Bill Seeks to Reduce Gang Violence
Another bill before the state legislature would tighten penalties on those engaged in gang activity in the commonwealth. Benvenuti is the sponsor of House Bill 169, which would update the definition of a criminal gang, make it a Class B felony for adults to recruit minors into gangs, and force gang members convicted of certain crimes to serve 85 percent of their sentences before being eligible for parole. The Republican says gang activity is a problem statewide, and his bill would help protect young Kentuckians from being lured into gangs.
“This is a very sharply tailored bill that is meant to get at the worst of the worst,” Benvenuti says. “It is to get the wolves away from the sheep.”
Lawmakers and state officials have sought ways to reduce the state’s prison population and help offenders reenter society. But with the longer jail sentences outlined in HB 169, Benvenuti says additional corrections costs to the state would total about $19 million.
Scott, who opposes the measure, says that money would be better spent on job training and social supports for young people at risk of joining gangs.
“Instead of looking at ways of incarcerating our young people, we should be looking at ways to make sure that they’re employable, that we’re paying them a living wage… [and] make sure we’re fully funding affordable housing across the commonwealth so that people don’t have to resort to criminal activity in order to have a place to live,” says Scott.

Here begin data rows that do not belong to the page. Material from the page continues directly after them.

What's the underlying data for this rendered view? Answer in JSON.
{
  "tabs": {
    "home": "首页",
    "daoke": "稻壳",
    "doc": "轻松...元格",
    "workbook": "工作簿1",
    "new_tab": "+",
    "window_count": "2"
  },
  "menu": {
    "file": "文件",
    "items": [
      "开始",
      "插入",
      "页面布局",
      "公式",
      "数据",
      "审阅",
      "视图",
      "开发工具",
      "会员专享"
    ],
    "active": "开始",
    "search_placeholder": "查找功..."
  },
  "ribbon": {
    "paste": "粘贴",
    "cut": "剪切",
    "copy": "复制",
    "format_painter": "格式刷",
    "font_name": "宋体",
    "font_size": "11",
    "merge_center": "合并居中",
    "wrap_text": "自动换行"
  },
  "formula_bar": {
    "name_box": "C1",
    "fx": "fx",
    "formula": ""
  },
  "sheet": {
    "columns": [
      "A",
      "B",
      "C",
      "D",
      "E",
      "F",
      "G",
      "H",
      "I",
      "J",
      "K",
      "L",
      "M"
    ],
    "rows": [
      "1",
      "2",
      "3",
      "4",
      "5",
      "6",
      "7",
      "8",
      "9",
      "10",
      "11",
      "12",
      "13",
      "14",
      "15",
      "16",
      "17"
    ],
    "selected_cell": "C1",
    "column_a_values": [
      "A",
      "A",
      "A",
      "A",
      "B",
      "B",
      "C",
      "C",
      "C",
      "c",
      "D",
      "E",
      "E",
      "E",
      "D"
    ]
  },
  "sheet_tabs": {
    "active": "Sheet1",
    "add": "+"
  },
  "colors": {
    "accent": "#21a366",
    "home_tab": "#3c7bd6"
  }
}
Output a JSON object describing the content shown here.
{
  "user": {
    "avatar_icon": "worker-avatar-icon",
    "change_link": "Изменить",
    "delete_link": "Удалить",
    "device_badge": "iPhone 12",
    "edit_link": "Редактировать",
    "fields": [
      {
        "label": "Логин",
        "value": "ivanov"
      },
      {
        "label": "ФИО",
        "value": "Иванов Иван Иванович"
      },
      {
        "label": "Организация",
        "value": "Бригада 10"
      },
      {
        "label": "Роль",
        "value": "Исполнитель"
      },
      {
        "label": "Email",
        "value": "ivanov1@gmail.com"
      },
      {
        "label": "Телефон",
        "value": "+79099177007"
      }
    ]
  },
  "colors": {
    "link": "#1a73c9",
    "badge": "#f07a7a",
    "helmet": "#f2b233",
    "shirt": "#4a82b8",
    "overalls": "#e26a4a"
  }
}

She also fears the legislation and its new definition of a criminal gang would disproportionately affect minority populations.
“We don’t talk about the school-to-prison pipeline and why these young people are in situations to either recruit or be recruited in the first place because black and brown kids are the ones that are being suspended from school and pushed out in the streets,” Scott says. “So this has everything to do with race.”
Benvenuti rejects that assertion, saying that under his bill, the Ku Klux Klan could also be considered a criminal gang.
“We want to send a clear message that if you’re a gang member in Kentucky and you’re going to target our children, then you’re going to suffer a significant consequence,” says Benvenuti. “It doesn’t matter what gang you’re part of, or what color your skin is, or anything else. It’s about your conduct.”
The Republican says 43 states already have similar laws, but Spalding argues they often prove ineffective at reducing gang membership or criminal activities. She says a California gang law resulted more people of color facing long jail sentences, while an increasing number of white gang members went unpunished. Spalding contends Benvenuti’s bill employs an overly broad definition of a gang, and, like Scott, she says she prefers social interventions to address the issue.
“We don’t talk a lot about what causes people to choose these gangs,” says Spalding. “A lot of it has to do with poverty, and so poverty reduction strategies would really help with this. Locking young people up for incredibly long periods of time, where it’s really hard for them to get back on their feet and reenter society, that’s just not helpful.”
California is not an apt comparison on the gang issue, says Crawford, who worked as a prosecutor in Sacramento.
“In many ways California invented street gangs,” Crawford says. “California has very large, multi-city gangs. Louisville does not really have that. Louisville gangs…. are largely disaggregated, they’re not nationally affiliated, they’re small groups of people.”
He says combating gang violence requires prevention efforts targeted at youth, and law enforcement strategies to remove gang recruiters and violent gang members from the streets. He praises the tight focus of Benvenuti’s proposal, which he says sets high standards for prosecutors and will put the worst gang offenders behind bars.